The statement in the second line is called a 'while loop'. It executes everything after the ':' which is indented as long as the statement in between the 'while' and the ':' is true. In our case the statement $1 == 1$ is always true (the $==$ is a python operator which tests if the right hand side is equal to the left hand side and returns 'true' if they are equal and 'false' otherwise). What will happen if we call the function 'loop_forever'? It will print 'Hello World' forever. The function does not hold.

If we take a look at the compiled code, then the compiler usually compiles the above to the following.

def loop_forever():
    a = (1 == 1)
    while a:
        print("Hello World")

The statement '$1 == 1$' is assigned to a variable called 'a'. The while statements runs as long as the variable 'a' is true which is always the case in our implementation.

Most compilers are quite clever and usually would compile the above to the following.

def loop_forever():
    while True:
        print("Hello World")

Since the statement 'True' is trivially always true, we could implement our initial implementation as follows.

def loop_forever():
    while True:
        print("Hello World")

def g():
    doesHalt = halts(g)
    if doesHalt:
        loop_forever() 
    else:
        return True

Now, let us consider the second line of the function 'g'.

2. The statement 'doesHalt = halts(g)' assigns the return value of the function 'halts(g)' to a variable called 'doesHalt'.

Let us consider the next six lines. This is called an 'if-else-statement'. It reads as follows: If the variable 'doesHalt' is 'true', then execute 'loop_forever'. If the variable 'doesHalt' is 'false', then just return the value 'True'.

We have two cases.

1. The variable 'doesHalt' is 'true',
2. The variable 'doesHalt' is 'false'.

If the first case occurs, then the function 'halts' must have returned true with 'g' as an input argument. If the second case occurs, then the function 'halts' must have returned 'false'.

How do we implement the function 'halts(g)'? It appears that this is not possible in the 'real world' for general input functions. The only way to determine whether a general function does or does not halt is to actually execute it. The problem is, if the function does not halt then it would run forever. In theoretial computer science the function 'halts' is an oracle function that is defined as a black-box function. We just assume that it returns 'true' if the function we want to test does hold, and 'false' otherwise.

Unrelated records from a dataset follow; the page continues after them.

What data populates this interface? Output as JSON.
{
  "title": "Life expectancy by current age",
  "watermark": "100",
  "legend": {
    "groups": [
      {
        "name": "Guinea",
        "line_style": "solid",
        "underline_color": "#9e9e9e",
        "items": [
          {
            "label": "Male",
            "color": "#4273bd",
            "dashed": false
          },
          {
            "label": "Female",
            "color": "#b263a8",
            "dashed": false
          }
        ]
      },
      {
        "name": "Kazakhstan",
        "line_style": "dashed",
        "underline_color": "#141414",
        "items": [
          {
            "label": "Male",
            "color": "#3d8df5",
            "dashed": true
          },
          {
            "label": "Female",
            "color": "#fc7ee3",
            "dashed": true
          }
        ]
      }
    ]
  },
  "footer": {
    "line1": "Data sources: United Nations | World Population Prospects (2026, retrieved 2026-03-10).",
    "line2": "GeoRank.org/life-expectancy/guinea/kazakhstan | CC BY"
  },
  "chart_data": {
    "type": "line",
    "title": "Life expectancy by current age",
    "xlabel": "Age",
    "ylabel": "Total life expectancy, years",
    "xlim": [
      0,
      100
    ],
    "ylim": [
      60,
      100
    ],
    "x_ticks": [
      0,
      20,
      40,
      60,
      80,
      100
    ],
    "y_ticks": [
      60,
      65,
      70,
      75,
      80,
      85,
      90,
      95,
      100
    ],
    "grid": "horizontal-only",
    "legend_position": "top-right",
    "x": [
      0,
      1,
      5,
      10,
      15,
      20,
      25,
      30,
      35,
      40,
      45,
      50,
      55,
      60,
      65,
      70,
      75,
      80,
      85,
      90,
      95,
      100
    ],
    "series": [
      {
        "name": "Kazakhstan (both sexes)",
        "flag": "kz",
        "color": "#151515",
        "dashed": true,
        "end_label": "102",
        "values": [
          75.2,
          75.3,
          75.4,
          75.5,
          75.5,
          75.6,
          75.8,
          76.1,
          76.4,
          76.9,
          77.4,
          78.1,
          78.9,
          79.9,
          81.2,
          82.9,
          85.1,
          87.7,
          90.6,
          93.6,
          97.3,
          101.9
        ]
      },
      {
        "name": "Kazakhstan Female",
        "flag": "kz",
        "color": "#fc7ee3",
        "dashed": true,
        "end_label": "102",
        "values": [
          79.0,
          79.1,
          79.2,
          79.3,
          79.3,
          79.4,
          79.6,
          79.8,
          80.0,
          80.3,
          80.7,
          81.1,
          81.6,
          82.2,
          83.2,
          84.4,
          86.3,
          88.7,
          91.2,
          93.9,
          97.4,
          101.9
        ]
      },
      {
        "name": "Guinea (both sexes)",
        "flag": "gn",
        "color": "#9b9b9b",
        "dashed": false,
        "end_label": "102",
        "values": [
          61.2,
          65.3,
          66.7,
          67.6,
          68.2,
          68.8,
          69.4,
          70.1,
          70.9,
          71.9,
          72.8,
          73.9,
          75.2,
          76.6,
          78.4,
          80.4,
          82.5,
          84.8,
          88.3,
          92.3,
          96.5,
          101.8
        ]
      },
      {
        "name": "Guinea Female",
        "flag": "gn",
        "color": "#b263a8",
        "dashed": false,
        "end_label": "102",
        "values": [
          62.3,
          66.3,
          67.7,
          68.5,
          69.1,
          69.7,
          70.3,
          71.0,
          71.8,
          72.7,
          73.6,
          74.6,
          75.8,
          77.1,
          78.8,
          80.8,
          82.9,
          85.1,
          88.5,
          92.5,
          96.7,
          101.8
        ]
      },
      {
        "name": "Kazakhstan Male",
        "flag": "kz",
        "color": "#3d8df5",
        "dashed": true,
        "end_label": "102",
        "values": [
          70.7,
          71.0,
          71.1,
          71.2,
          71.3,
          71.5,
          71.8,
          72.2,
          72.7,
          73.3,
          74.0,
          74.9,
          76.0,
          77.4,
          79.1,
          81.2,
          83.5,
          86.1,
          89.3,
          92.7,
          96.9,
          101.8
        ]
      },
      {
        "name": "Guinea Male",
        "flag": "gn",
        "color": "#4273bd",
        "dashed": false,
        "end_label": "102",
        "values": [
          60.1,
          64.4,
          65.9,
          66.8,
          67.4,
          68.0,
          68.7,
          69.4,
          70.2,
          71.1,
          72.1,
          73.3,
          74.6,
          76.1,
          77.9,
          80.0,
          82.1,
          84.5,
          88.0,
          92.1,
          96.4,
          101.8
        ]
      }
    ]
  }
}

Now, by definition the function 'halts(g)' only returns 'true' if the function 'g' does halt, BUT then the function 'loop_forever' will be executed since 'doesHalt' is 'true' and 'loop_forever' executes a while loop that never stops, thus the function 'g' does never stops running. It never holds. A contradiction.

The argument for the second case is similar. If 'doesHalt' is 'false', then the function 'halts(g)' must have returned 'false'. By definition this means that 'g' does never hold, but since 'doesHalt' is 'false', the 'else'-case is executed which just returns 'True'. The function 'g' halts. A contradiction.

Answer 2

Per the poster's comments, I think the point of issue is the following:

Why are we allowed to use $g$ inside the definition of $g$?

This is indeed quite weird at first glance, and the brevity of this proof stems from the "under-the-hood" work of making this sort of definition acceptable being taken for granted. The relevant mathematical result, which says that this is in fact possible, is the recursion theorem. This is a bit technical, and the proof is quite slippery despite being short, but basically it says that in a precise sense we may in fact assume during the construction of a program that we already know the code of the program we're constructing.

Here's a bit of detail. Taking for granted only that Python is Turing-complete (in the appropriate sense), one instance of the recursion theorem says the following:

There is some Python program $p$ such that the Python program $f_p$ = "Ask $\mathsf{halts}$ whether program $p$ halts, and loop if the answer is affirmative and halt if the answer is negative" has the same behavior as $p$ itself.

This is because the "program transformation" function sending $p$ to $f_p$ is total computable! The idea then is that this $p$ (which incidentally is not unique) behaves as if it is self-referential in the appropriate precise sense.